TL;DR
A rodent bait station is the tamper-resistant locked box that holds rodenticide blocks on secured rods, allowing rats and mice to enter and feed while keeping children, pets, and wildlife away from the poison. EPA rules require this containment for outdoor residential baiting, and stations must be anchored so they cannot be carried off or shaken open.
What it means
A rodent bait station is the tamper-resistant locked box that holds rodenticide blocks on secured rods, allowing rats and mice to enter and feed while keeping children, pets, and wildlife away from the poison. EPA rules require this containment for outdoor residential baiting, and stations must be anchored so they cannot be carried off or shaken open.

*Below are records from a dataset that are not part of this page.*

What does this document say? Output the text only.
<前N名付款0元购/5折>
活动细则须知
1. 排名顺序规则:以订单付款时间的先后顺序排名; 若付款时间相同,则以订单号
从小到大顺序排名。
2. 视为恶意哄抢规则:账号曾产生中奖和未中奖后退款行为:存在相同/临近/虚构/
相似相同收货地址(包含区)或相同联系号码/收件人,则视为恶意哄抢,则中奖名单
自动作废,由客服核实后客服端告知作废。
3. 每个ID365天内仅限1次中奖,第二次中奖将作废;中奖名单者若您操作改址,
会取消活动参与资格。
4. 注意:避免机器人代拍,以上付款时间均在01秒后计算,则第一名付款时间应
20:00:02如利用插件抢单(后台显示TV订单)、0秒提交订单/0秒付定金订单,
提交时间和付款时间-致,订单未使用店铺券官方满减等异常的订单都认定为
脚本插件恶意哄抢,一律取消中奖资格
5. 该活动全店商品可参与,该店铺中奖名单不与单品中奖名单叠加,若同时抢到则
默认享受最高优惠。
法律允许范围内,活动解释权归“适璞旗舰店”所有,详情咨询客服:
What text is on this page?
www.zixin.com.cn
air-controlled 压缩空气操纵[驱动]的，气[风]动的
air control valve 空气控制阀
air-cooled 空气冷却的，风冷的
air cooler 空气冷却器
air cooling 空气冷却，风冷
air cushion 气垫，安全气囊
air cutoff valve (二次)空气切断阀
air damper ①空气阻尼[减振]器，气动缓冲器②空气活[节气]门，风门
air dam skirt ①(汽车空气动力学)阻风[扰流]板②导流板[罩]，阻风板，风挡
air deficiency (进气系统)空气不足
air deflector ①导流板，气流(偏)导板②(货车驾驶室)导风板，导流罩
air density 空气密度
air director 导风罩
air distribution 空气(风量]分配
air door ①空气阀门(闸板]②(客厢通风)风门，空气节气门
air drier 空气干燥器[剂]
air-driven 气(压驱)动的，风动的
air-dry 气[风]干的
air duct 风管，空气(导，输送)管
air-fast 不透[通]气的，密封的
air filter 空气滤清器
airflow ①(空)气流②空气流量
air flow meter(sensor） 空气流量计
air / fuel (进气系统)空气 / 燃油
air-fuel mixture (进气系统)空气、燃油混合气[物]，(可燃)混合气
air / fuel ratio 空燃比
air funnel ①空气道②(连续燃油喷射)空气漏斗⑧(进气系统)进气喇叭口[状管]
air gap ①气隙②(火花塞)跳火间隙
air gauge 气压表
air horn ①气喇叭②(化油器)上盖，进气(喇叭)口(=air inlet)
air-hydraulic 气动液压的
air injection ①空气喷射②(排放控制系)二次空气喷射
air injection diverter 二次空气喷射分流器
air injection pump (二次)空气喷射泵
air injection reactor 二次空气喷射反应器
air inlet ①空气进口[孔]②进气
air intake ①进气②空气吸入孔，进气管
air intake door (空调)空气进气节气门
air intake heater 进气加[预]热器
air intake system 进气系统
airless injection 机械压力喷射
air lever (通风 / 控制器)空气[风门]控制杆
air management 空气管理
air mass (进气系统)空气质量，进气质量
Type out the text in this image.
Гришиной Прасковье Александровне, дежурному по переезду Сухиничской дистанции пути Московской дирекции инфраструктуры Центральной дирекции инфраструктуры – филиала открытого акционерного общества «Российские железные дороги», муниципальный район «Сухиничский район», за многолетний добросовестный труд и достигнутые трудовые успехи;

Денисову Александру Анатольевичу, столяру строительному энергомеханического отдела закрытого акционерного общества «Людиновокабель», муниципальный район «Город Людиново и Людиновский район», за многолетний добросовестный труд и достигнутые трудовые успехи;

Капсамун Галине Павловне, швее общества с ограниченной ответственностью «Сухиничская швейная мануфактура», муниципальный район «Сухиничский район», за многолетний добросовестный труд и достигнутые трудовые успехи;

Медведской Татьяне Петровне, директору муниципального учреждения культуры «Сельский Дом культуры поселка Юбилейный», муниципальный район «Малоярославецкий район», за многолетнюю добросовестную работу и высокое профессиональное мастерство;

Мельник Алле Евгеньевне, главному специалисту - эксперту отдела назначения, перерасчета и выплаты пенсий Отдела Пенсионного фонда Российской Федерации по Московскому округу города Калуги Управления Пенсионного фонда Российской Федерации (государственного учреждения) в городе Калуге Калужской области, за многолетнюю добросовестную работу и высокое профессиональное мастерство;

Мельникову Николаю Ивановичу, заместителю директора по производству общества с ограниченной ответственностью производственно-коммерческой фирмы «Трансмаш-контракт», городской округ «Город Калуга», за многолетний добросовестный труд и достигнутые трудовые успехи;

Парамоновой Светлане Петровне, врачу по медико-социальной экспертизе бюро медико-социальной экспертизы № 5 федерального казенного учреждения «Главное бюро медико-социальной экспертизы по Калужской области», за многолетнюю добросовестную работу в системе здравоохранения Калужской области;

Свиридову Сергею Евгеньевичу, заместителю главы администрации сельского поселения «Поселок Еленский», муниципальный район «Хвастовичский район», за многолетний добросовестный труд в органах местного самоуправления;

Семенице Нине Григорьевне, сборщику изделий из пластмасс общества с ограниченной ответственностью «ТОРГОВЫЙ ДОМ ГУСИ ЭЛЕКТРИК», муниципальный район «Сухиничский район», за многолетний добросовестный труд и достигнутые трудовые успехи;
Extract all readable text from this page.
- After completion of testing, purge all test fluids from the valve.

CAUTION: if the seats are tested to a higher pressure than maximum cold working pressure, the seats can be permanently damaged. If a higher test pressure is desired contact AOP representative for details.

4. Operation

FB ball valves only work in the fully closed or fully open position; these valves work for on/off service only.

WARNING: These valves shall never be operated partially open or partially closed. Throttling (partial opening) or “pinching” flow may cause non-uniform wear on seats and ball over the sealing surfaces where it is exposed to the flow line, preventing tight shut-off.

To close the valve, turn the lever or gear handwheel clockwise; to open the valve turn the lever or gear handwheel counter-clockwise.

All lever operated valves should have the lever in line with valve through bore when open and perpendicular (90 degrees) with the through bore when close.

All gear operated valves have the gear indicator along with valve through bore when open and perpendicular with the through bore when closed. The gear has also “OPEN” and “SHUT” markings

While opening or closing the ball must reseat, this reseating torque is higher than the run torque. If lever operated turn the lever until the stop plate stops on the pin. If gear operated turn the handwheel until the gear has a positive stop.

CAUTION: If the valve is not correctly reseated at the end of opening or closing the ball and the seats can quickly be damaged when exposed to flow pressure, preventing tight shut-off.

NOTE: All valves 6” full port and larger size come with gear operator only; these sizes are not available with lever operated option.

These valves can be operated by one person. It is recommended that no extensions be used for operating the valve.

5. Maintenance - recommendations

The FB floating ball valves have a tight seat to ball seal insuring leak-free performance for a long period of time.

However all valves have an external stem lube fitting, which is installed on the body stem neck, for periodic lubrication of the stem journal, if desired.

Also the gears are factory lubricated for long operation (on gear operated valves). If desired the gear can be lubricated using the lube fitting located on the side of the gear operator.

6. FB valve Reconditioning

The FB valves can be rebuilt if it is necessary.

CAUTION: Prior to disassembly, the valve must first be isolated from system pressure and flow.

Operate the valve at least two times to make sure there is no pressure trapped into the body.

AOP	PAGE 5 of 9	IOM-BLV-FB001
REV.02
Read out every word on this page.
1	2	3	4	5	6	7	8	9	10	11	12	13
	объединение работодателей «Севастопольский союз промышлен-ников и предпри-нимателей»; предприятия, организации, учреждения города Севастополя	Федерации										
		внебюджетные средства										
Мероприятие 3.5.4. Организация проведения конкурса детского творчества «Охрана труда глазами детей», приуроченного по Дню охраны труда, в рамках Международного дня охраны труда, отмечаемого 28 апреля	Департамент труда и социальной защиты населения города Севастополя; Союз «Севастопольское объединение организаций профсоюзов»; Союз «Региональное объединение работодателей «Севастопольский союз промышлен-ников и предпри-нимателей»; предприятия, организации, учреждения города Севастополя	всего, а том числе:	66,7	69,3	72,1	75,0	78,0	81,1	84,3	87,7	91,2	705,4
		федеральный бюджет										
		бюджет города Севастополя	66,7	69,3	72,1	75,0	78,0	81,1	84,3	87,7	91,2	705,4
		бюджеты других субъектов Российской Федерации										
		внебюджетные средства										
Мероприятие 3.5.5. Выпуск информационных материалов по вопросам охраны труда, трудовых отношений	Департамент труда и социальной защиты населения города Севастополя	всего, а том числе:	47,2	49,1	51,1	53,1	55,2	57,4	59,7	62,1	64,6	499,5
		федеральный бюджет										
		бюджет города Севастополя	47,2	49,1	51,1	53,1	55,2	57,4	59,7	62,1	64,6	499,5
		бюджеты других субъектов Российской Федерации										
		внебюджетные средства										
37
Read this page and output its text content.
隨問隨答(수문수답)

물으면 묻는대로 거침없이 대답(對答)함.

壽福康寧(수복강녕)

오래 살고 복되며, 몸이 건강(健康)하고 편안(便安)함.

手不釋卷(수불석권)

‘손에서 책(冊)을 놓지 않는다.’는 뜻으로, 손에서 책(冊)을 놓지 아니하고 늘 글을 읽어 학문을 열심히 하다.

Technicians place them along exterior walls and fence lines on rodent runways, logging bait consumption at each service to gauge activity.
Where it sits in the glossary
Rodent bait station is part of the Trade jargon group inside the ProFix Directory glossary. Browse every term in this category from the glossary index.
Why Ohio homeowners should know it
This is a term Ohio homeowners encounter when reading contractor quotes, hiring paperwork, or inspection reports. Understanding it well enough to ask one good follow-up question is usually all the protection a homeowner needs.
ProFix Directory keeps definitions short on the index page and saves the longer context — Ohio-specific rules, where the term comes from, and which ProFix tools touch it — for these per-term pages so the term is easy to cite and easy to share.